Но вот наконец ей сказали, что он приехал. С радостным криком вскочила она с бортика бассейна, где сидела, с трудом заставляя себя ловить золотых рыбок, к которым девочка непременно хотела прикоснуться пальчиком. Но почему же он не идет в гинекей?.. Оскорбленная и раздраженная, Пелагия решила, что не будет пытаться увидеть его, пока он сам не придет к ней. Но когда опустились сумерки, она быстрым, беспокойным и радостным шагом бросилась к таблину[65] где он сидел в одиночестве с самого прандиума[66].

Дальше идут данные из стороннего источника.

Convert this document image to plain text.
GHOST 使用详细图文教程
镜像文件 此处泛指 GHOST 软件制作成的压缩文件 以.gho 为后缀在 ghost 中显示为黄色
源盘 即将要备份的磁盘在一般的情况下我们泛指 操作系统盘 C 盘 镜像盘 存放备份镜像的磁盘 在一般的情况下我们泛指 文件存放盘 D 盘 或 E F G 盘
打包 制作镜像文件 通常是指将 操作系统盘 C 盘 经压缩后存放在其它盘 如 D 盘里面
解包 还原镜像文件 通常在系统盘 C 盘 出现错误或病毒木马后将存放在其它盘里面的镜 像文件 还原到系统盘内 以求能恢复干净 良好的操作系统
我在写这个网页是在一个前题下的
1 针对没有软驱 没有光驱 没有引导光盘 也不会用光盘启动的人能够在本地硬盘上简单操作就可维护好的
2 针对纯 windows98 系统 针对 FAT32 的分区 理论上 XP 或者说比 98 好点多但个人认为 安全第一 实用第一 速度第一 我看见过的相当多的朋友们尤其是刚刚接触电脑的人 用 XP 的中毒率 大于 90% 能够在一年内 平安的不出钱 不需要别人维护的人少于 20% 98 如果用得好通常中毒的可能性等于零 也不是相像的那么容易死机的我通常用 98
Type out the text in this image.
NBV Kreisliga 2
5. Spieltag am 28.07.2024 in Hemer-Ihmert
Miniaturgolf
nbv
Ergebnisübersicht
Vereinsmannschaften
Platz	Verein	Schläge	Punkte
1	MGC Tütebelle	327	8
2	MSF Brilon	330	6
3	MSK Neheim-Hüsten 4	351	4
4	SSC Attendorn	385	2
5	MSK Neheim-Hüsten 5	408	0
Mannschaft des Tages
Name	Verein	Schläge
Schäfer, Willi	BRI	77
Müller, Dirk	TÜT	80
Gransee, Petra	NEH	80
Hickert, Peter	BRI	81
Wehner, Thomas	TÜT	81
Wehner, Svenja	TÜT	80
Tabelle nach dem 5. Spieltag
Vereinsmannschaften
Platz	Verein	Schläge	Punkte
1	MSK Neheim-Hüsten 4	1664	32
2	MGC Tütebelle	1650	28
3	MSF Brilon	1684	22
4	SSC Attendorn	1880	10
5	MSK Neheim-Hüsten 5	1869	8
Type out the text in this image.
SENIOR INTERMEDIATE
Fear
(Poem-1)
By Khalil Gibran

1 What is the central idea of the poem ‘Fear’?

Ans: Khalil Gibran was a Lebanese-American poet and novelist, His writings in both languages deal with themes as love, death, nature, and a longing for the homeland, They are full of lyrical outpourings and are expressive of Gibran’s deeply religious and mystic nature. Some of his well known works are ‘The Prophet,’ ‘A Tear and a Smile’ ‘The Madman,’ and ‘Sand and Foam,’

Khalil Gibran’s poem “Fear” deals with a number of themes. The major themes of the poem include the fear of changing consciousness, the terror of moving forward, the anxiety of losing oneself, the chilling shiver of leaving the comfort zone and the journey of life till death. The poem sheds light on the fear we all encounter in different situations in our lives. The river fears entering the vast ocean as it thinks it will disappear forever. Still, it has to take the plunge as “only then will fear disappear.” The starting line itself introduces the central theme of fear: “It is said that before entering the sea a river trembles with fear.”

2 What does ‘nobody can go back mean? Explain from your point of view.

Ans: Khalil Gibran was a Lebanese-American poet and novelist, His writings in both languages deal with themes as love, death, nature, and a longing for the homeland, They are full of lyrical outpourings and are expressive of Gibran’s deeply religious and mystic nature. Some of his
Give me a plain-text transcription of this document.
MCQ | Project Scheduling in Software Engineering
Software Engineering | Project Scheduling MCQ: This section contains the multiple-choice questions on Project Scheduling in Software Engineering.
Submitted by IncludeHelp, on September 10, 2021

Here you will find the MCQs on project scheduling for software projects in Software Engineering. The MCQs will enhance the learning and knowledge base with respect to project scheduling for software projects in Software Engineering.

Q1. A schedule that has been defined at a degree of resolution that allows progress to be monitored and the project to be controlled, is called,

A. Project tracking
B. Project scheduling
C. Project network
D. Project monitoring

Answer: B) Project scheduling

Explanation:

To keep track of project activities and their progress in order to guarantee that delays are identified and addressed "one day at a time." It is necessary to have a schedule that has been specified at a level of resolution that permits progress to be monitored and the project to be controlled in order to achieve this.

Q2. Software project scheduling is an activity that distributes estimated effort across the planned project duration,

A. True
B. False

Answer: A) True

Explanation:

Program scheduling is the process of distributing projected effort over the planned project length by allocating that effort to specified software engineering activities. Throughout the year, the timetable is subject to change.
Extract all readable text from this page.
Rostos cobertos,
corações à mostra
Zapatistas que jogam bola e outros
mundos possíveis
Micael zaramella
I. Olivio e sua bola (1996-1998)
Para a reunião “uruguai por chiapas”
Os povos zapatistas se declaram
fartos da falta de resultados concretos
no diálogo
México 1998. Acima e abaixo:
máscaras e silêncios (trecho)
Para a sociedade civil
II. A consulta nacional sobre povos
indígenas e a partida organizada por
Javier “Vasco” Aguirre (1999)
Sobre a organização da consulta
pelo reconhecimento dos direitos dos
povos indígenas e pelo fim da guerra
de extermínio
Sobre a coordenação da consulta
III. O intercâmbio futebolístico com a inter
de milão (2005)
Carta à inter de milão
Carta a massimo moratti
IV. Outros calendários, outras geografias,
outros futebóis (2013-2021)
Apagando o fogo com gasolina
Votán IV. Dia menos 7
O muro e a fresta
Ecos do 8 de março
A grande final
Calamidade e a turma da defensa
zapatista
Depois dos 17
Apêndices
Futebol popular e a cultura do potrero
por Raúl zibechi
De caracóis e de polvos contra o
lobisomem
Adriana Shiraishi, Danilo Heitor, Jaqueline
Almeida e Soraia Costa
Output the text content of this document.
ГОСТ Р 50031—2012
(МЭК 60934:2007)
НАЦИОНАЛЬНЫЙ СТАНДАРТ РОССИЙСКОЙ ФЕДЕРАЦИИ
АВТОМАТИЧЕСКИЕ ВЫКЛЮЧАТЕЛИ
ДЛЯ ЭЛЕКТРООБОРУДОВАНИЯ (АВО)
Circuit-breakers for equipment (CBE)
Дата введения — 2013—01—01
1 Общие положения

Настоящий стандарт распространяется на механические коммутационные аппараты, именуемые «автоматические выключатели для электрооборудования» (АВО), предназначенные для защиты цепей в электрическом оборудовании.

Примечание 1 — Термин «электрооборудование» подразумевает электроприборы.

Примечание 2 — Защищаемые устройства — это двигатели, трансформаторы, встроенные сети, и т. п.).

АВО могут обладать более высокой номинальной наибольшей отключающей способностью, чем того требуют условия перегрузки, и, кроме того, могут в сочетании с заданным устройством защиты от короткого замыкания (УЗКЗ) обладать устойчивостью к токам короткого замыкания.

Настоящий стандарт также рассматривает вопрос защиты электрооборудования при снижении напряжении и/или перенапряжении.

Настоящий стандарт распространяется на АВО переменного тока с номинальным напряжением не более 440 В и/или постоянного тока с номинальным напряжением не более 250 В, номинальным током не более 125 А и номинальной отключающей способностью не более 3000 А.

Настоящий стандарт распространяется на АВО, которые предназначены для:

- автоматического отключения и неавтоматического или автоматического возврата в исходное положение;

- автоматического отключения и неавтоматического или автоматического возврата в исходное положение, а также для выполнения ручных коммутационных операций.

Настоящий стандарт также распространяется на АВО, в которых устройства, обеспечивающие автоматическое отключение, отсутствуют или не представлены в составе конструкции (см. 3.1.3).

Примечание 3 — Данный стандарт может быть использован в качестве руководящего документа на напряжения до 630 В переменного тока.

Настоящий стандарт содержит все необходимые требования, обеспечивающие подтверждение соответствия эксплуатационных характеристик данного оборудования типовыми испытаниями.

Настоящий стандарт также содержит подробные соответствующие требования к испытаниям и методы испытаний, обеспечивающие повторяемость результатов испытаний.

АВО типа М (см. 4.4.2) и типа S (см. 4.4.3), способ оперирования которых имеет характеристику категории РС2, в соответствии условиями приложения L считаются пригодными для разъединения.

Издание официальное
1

Башмаки ее громко стучали по плитам, но Аэций и головы не поднял, когда она вошла в таблин. Он сидел, низко склонившись над бронзовым столиком, уткнув лицо в широкие, сверкающие от колец ладони. И только когда она робко коснулась его пальцами, он неохотно повернул мрачное, опухшее лицо.

Вопрос замер на губах Пелагии. В глазах Аэция она увидела слезы (Бонифация она никогда не видела плачущим!), нижняя губа тряслась. Почувствовав на себе ее взгляд, он тут же овладел собой; губы сжались, слезы исчезли из глаз, будто их там никогда и не было… он выпрямился и совершенно спокойным, хотя и глухим голосом ответил на ее испуганный, вопрошающий взгляд:

— Умер король Ругила… мой самый большой друг… якобы молния его убила во Фракии… Глупец этот император Феодосий (Пелагия побледнела от страха: такое кощунство!..) — пишет, что это кара божья… За что? За то что вторгся в императорские владения!.. Этим Феодосиям действительно кажется, что богу только и дела, что до их владений, до их величия! А, да что об этом с женщиной говорить!.. — И он пренебрежительно махнул рукой.

Через минуту она уже сидела у него на коленях. Гибкие руки заботливо обхватили его массивную, твердую, точно из бронзы, шею. Она старалась утешить его, как умела. Хотя о Ругиле совершенно ничего не знала, но задавала вопросы так, будто умер кто-то очень ей близкий. Когда-то она слышала от Бонифация, что это самый дикий и жестокий из всех варварских владык, предводитель скорее злых демонов, чем людей, наводящий ужас в обеих империях, — и все же с готовностью поддакивала, когда Аэций стал прославлять мудрость, монаршьи и воинские достоинства своего самого большого, как он упорно повторял, друга. Неутомимо и ни на минуту не переставая пылать любопытством, она выслушала длившийся несколько часов рассказ о жизни и деяниях Ругилы, о его братьях и племянниках, о многочисленных женах и наложницах, а прежде всего о дружбе, которой он дарил римского заложника, а потом изгнанника. Казалось, что раньше Аэций устанет говорить, чем она слушать. Наконец, когда он кончил, они вместе поужинали и пошли на ложе. Занявшийся день они встретили так же, как провели всю ночь: без сна. Но когда Аэций встал, собираясь поскорее отправиться в цирк на состязание прославленного римского зеленого квадригария со знаменитым гостем из Антиохии, облаченным в голубой цвет, — Пелагия, глядя на его невысокую, но великолепно сложенную фигуру, почувствовала сожаление, что уже утро. Она сказала ему это. Он рассмеялся и на миг задумался. Потом взглянул на жену с загадочной улыбкой, которая удивила ее, но ничуть не встревожила, и сказал:

— Я лишаюсь из-за тебя великолепнейших ристалищ. Но останусь, если ты хочешь. Только с одним условием, что и ты сегодня не пойдешь в церковь святой Агаты.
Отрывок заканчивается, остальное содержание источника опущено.